Photo par : Tatiana Mora Liautaud
Photo par : Tatiana Mora Liautaud

Explore Haïti est tout nouveau sur le marché. En opération depuis septembre dernier, ce nouveau joueur débarque à une époque un peu plus stratégique que Tour Haïti ou l’Agence Citadelle. Pour Raina Forbin, directrice administrative de l’agence, ils arrivent à un moment propice : « Selon les données du ministère du Tourisme, le secteur touristique se positionne en 3e place sur le marché haïtien en termes de revenus et de création d’emplois directs et indirects. Le secteur va continuer à progresser si les acquis des dernières années sont maintenus et les efforts sont poursuivis. Nous arrivons à un moment stratégique afin de renforcer le secteur. » Pour celle qui a participé, pour la première fois, à la foire touristique Top Resa en France le mois dernier, elle se dit surprise de voir à quel point le monde entier est intrigué par Haïti : « L’intérêt est là mais la question qui revient le plus souvent est : “Et la sécurité ?“ »

Elle poursuit en énonçant les trois enjeux prioritaires sur lesquels il faut sérieusement se pencher « L’éducation, la stabilité, les médias ! L’éducation car il faut préparer la population à ce tourisme de masse, afin qu’elle soit plus accueillante et comprenne les enjeux. Il faut aussi éduquer les prestataires de services du secteur afin de nous démarquer par notre professionnalisme et par notre hospitalité. La stabilité car il faut rassurer nos visiteurs et nos investisseurs potentiels afin qu’ils n’hésitent pas à investir.

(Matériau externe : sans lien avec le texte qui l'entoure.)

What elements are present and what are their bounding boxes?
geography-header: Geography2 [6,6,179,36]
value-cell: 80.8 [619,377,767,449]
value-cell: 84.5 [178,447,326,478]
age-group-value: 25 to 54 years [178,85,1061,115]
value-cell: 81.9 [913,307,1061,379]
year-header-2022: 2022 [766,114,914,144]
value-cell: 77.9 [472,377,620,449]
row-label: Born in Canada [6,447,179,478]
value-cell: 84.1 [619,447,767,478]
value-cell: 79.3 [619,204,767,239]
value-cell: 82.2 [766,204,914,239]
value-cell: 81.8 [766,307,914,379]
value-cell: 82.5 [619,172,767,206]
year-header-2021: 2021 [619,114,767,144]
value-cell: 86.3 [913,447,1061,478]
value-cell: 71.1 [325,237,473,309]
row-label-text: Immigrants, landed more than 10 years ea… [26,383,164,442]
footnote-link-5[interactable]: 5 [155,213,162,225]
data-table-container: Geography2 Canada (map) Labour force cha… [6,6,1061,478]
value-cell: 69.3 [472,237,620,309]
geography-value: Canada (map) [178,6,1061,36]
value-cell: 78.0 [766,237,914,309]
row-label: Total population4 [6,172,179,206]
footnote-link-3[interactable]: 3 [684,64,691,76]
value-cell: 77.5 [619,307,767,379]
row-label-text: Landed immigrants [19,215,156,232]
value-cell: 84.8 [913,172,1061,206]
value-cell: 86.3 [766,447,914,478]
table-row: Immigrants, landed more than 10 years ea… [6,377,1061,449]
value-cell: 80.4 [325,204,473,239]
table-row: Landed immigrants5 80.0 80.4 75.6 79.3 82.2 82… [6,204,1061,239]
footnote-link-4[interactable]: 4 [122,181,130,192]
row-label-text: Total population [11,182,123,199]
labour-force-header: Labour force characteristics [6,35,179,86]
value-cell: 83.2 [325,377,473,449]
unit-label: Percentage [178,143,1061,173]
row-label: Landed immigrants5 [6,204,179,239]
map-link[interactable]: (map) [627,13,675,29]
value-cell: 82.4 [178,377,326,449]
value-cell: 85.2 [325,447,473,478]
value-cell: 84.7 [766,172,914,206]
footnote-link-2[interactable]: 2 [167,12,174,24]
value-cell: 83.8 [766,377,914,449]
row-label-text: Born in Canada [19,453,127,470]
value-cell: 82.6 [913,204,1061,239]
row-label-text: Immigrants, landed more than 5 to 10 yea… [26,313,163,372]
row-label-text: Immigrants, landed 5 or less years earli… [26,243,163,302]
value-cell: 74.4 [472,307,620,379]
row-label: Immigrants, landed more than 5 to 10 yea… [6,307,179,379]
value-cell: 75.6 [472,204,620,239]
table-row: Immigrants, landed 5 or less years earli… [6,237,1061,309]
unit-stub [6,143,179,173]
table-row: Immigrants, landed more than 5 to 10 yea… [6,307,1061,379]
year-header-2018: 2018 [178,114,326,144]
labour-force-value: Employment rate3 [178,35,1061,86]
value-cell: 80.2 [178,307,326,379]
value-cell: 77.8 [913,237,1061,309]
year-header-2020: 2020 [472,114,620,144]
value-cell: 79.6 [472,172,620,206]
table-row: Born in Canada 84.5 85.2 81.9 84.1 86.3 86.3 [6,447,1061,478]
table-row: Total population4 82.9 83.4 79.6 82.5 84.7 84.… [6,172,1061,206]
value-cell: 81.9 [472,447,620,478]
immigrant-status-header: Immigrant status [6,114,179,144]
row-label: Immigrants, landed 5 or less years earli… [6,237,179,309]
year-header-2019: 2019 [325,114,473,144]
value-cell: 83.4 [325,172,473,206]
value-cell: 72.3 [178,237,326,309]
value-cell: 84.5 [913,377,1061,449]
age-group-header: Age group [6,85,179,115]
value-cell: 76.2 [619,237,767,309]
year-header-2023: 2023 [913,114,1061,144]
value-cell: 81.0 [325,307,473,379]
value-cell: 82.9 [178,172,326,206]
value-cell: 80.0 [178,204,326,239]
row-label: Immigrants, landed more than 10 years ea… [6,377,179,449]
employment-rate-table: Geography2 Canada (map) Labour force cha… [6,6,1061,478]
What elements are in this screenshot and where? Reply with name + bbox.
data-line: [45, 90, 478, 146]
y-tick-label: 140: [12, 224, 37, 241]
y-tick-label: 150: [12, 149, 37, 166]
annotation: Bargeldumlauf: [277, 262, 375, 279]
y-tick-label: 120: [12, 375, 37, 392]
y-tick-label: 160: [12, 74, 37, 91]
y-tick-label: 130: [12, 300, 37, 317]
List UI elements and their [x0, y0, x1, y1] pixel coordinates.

Les médias, dans le sens le plus large du mot, en incluant aussi et surtout ceux qui font des réseaux sociaux leur outil de propagande favori. Il faut arrêter de partager uniquement les mauvaises nouvelles. Il y a des accidents et incidents partout dans le monde, mais l’information est retenue localement. Les Haïtiens, d’ici et de la diaspora, doivent dans la mesure du possible, contenir les informations qui effraient le grand public. Il faut également partager le beau et le bon. »

Comment vendre Haïti ?
Lorsqu’on aborde la question de comment vendre Haïti, Jean-Cyril Pressoir est tout aussi incisif : « Nous devons jouer sur nos forces et ce qui nous rend uniques. Il ne faut pas copier les voisins et essayer d’être quelque chose que nous ne sommes pas. D’ailleurs, le marché du tourisme demande maintenant de l’authenticité. Il faut des hôtels de style gingerbread, des bungalows qui ont l’air de maisons paysannes mais avec tout le confort nécessaire. Il faut travailler notre gastronomie et promouvoir les produits du terroir. Haïti doit être une destination authentique avec un tourisme à échelle humaine. Si nous essayons de refaire du Punta Cana, nous allons nous casser les dents. »

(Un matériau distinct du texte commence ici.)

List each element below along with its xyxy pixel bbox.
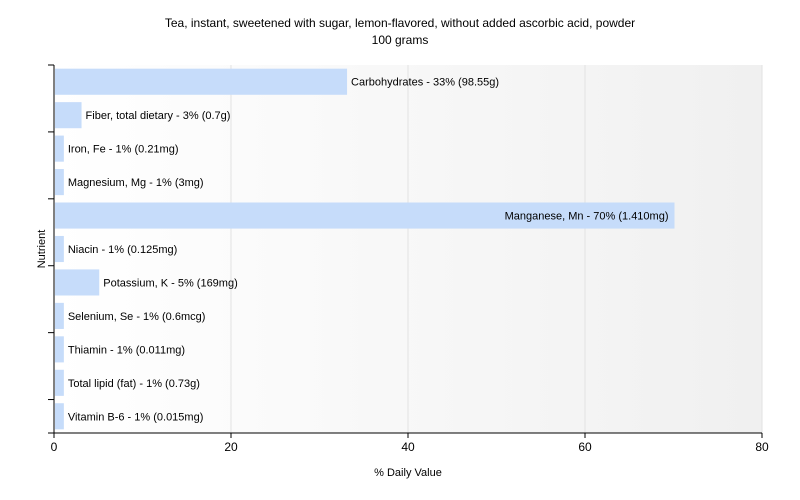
bar (55, 68, 348, 95)
bar (55, 403, 64, 430)
grid-lines (230, 65, 763, 433)
axes: 0 20 40 60 80 (48, 64, 769, 454)
bar-label: Niacin - 1% (0.125mg) (68, 244, 177, 256)
chart-subtitle: 100 grams (372, 33, 429, 47)
bar-label: Magnesium, Mg - 1% (3mg) (68, 177, 204, 189)
bar (55, 369, 64, 396)
bar-label: Fiber, total dietary - 3% (0.7g) (86, 110, 231, 122)
y-axis-title: Nutrient (36, 230, 48, 269)
x-tick-label: 60 (578, 440, 592, 454)
x-tick-label: 40 (401, 440, 415, 454)
bar (55, 169, 64, 196)
bar (55, 336, 64, 363)
bar-label: Total lipid (fat) - 1% (0.73g) (68, 378, 200, 390)
bar-label: Carbohydrates - 33% (98.55g) (351, 77, 499, 89)
x-tick-label: 0 (51, 440, 58, 454)
bar (55, 302, 64, 329)
x-tick-label: 80 (755, 440, 769, 454)
bar-label: Vitamin B-6 - 1% (0.015mg) (68, 411, 204, 423)
bar (55, 269, 100, 296)
chart-title: Tea, instant, sweetened with sugar, lemo… (165, 16, 635, 30)
bar-label: Potassium, K - 5% (169mg) (103, 277, 238, 289)
bar-label: Iron, Fe - 1% (0.21mg) (68, 144, 179, 156)
bar (55, 202, 675, 229)
bar-label: Manganese, Mn - 70% (1.410mg) (505, 211, 669, 223)
bar (55, 102, 82, 129)
bar (55, 135, 64, 162)
x-tick-label: 20 (224, 440, 238, 454)
bar-label: Thiamin - 1% (0.011mg) (68, 344, 185, 356)
bar-label: Selenium, Se - 1% (0.6mcg) (68, 311, 206, 323)
bar (55, 235, 64, 263)
x-axis-title: % Daily Value (374, 467, 442, 479)
bars: Carbohydrates - 33% (98.55g) Fiber, total… (55, 68, 675, 430)
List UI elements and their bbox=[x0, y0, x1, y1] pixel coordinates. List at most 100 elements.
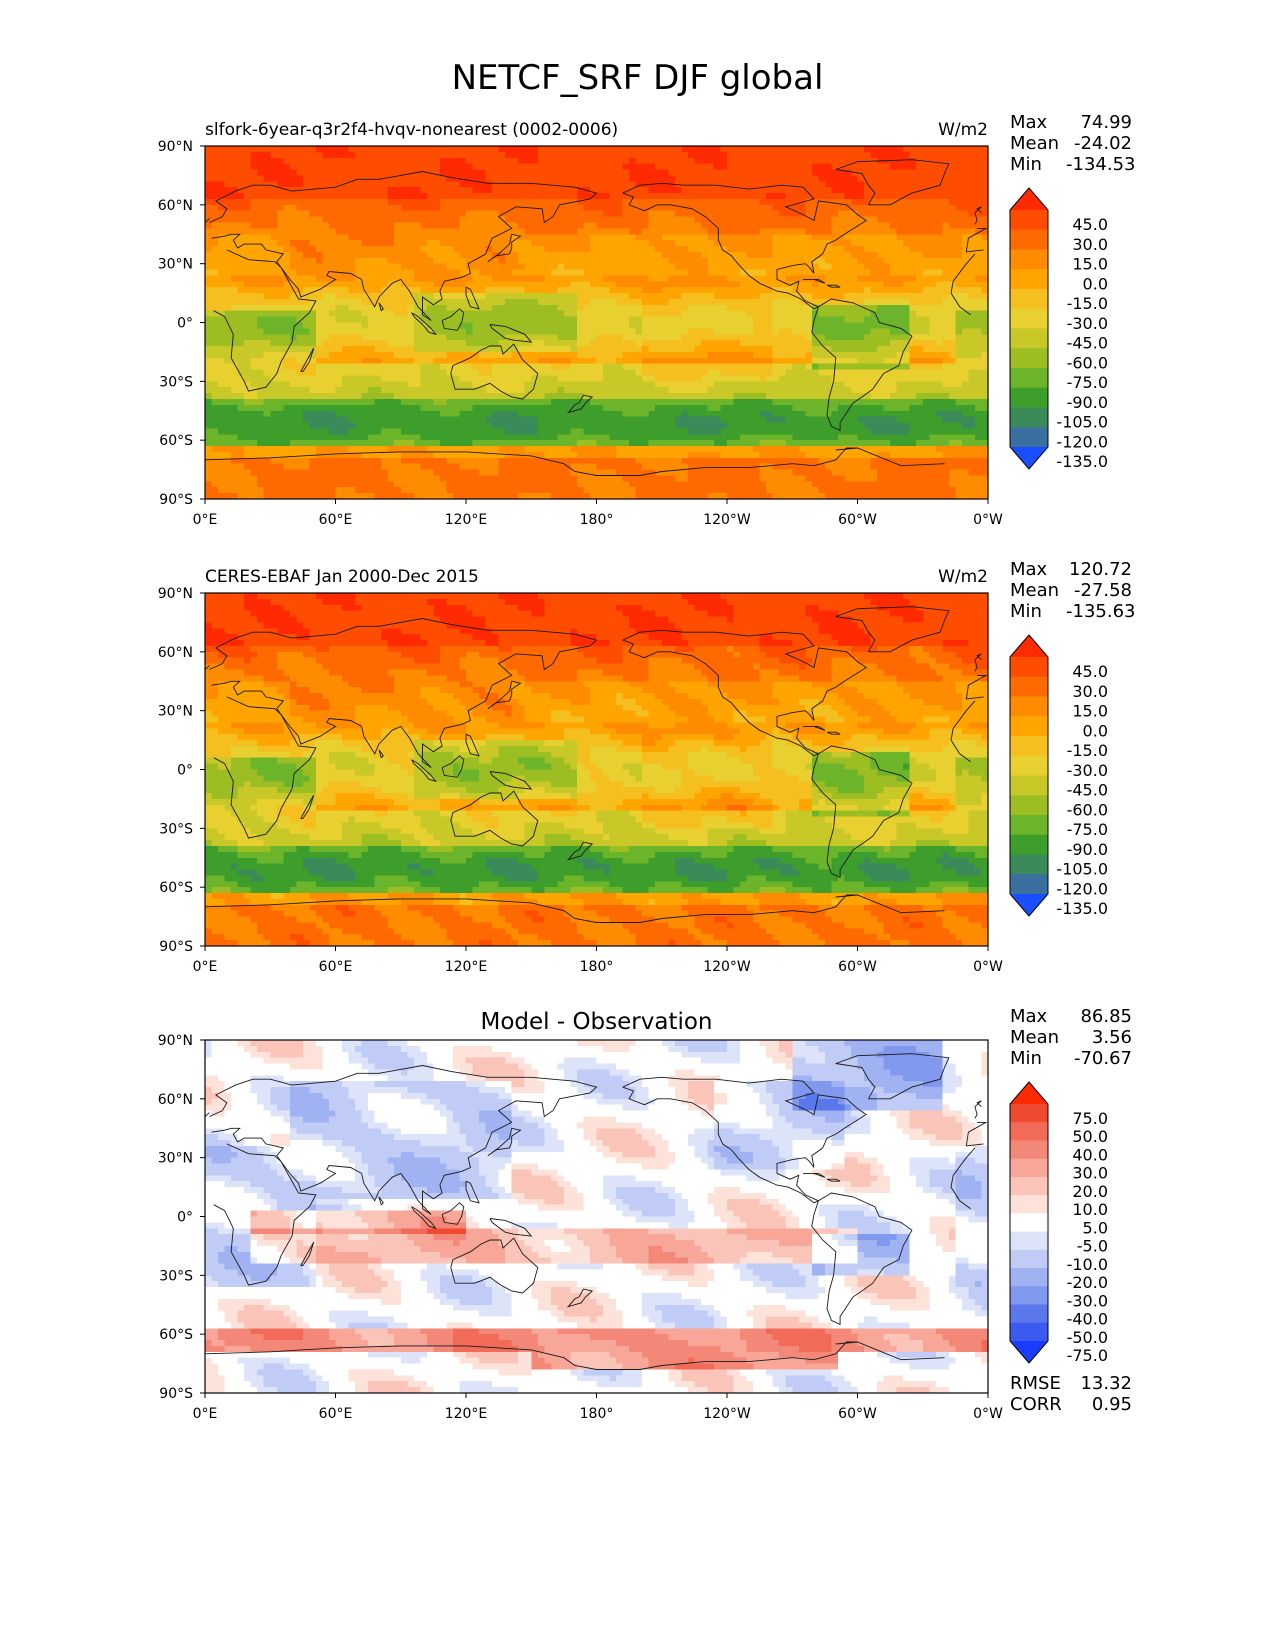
colorbar-extend-max bbox=[1010, 188, 1048, 210]
colorbar-swatch bbox=[1010, 328, 1048, 349]
stat-row-max: Max 74.99 bbox=[1010, 112, 1132, 133]
colorbar: 75.050.040.030.020.010.05.0-5.0-10.0-20.… bbox=[1009, 1081, 1108, 1365]
coastline bbox=[441, 755, 465, 778]
y-tick-label: 30°S bbox=[159, 821, 193, 837]
coastline bbox=[974, 653, 982, 672]
y-tick-label: 60°S bbox=[159, 880, 193, 896]
x-tick-label: 120°W bbox=[703, 959, 751, 975]
x-tick-label: 60°E bbox=[319, 959, 353, 975]
coastline bbox=[450, 790, 539, 847]
colorbar-swatch bbox=[1010, 210, 1048, 231]
coastline bbox=[622, 629, 868, 757]
x-tick-label: 120°E bbox=[445, 512, 488, 528]
colorbar: 45.030.015.00.0-15.0-30.0-45.0-60.0-75.0… bbox=[1009, 634, 1108, 918]
colorbar-label: -75.0 bbox=[1067, 820, 1108, 839]
colorbar-swatch bbox=[1010, 427, 1048, 448]
colorbar-swatch bbox=[1010, 368, 1048, 389]
coastline bbox=[803, 1172, 826, 1178]
y-tick-label: 90°S bbox=[159, 1386, 193, 1402]
colorbar-label: 0.0 bbox=[1083, 721, 1108, 740]
coastline bbox=[378, 749, 384, 759]
colorbar-label: -120.0 bbox=[1056, 432, 1108, 451]
coastline bbox=[950, 1147, 976, 1188]
stat-label: Max bbox=[1010, 559, 1066, 580]
coastline bbox=[950, 700, 976, 741]
colorbar-label: -75.0 bbox=[1067, 1346, 1108, 1365]
stat-row-corr: CORR 0.95 bbox=[1010, 1394, 1132, 1415]
y-tick-label: 30°N bbox=[158, 257, 193, 273]
colorbar-swatch bbox=[1010, 1249, 1048, 1269]
colorbar-swatch bbox=[1010, 308, 1048, 329]
coastline bbox=[378, 1196, 384, 1206]
panel-title: Model - Observation bbox=[480, 1009, 712, 1035]
colorbar-label: -5.0 bbox=[1077, 1237, 1108, 1256]
stat-row-min: Min -70.67 bbox=[1010, 1048, 1132, 1069]
coastline bbox=[465, 286, 480, 310]
colorbar-swatch bbox=[1010, 755, 1048, 776]
stat-label: CORR bbox=[1010, 1394, 1078, 1415]
x-tick-label: 0°W bbox=[973, 1406, 1003, 1422]
coastline bbox=[811, 298, 913, 432]
colorbar-extend-max bbox=[1010, 1082, 1048, 1104]
units-label: W/m2 bbox=[938, 120, 988, 140]
coastline bbox=[411, 759, 437, 783]
coastline bbox=[487, 680, 522, 710]
coastline bbox=[835, 159, 950, 206]
y-tick-label: 30°S bbox=[159, 374, 193, 390]
colorbar-label: -75.0 bbox=[1067, 373, 1108, 392]
coastline bbox=[950, 739, 971, 763]
coastline bbox=[209, 1065, 598, 1215]
coastline bbox=[205, 1112, 210, 1117]
coastline bbox=[205, 1341, 858, 1370]
x-tick-label: 60°W bbox=[838, 1406, 877, 1422]
y-tick-label: 90°S bbox=[159, 492, 193, 508]
x-tick-label: 120°E bbox=[445, 1406, 488, 1422]
colorbar-label: 30.0 bbox=[1072, 235, 1108, 254]
coastline bbox=[205, 218, 210, 223]
coastline bbox=[965, 227, 988, 252]
colorbar-swatch bbox=[1010, 1122, 1048, 1141]
coastline bbox=[966, 696, 984, 700]
stat-label: Max bbox=[1010, 112, 1066, 133]
y-tick-label: 60°N bbox=[158, 1092, 193, 1108]
map-panel-3: Model - Observation 0°E 60°E 120°E 180° 120°W… bbox=[158, 1009, 1108, 1422]
coastline bbox=[835, 606, 950, 653]
coastline bbox=[441, 308, 465, 331]
colorbar-swatch bbox=[1010, 657, 1048, 678]
coastline bbox=[441, 1202, 465, 1225]
colorbar-label: -30.0 bbox=[1067, 761, 1108, 780]
coastline bbox=[489, 324, 533, 343]
x-tick-label: 60°W bbox=[838, 512, 877, 528]
coastline bbox=[209, 618, 598, 768]
colorbar-swatch bbox=[1010, 269, 1048, 290]
colorbar-swatch bbox=[1010, 795, 1048, 816]
colorbar-label: 20.0 bbox=[1072, 1182, 1108, 1201]
stat-label: Mean bbox=[1010, 1027, 1066, 1048]
colorbar-swatch bbox=[1010, 696, 1048, 717]
panel-title: CERES-EBAF Jan 2000-Dec 2015 bbox=[205, 567, 479, 587]
colorbar-label: -105.0 bbox=[1056, 860, 1108, 879]
coastline bbox=[300, 1241, 315, 1266]
colorbar-label: 75.0 bbox=[1072, 1109, 1108, 1128]
colorbar-label: -40.0 bbox=[1067, 1310, 1108, 1329]
stat-label: Mean bbox=[1010, 580, 1066, 601]
x-tick-label: 60°E bbox=[319, 1406, 353, 1422]
coastline bbox=[205, 447, 858, 476]
coastline bbox=[300, 347, 315, 372]
stat-row-max: Max 86.85 bbox=[1010, 1006, 1132, 1027]
y-tick-label: 30°S bbox=[159, 1268, 193, 1284]
stat-row-min: Min -135.63 bbox=[1010, 601, 1135, 622]
colorbar-swatch bbox=[1010, 387, 1048, 408]
colorbar-swatch bbox=[1010, 289, 1048, 310]
stat-row-mean: Mean -27.58 bbox=[1010, 580, 1132, 601]
y-tick-label: 0° bbox=[177, 763, 193, 779]
colorbar-swatch bbox=[1010, 1231, 1048, 1251]
coastline bbox=[826, 731, 841, 735]
x-tick-label: 0°E bbox=[193, 959, 218, 975]
x-tick-label: 180° bbox=[580, 512, 614, 528]
panel-title: slfork-6year-q3r2f4-hvqv-nonearest (0002… bbox=[205, 120, 618, 140]
coastline bbox=[487, 1127, 522, 1157]
colorbar-swatch bbox=[1010, 676, 1048, 697]
stat-label: RMSE bbox=[1010, 1373, 1078, 1394]
colorbar-label: -120.0 bbox=[1056, 879, 1108, 898]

Au final, Haïti possède les atouts nécessaires pour devenir une destination de choix. Reste à réunir les conditions gagnantes (investissements, routes, sécurité, électricité, prix compétitifs, service à la clientèle, sauvegarde du patrimoine, etc.) pour ne pas vendre une illusion, mais une expérience réelle et à la hauteur de ce qu’elle peut offrir.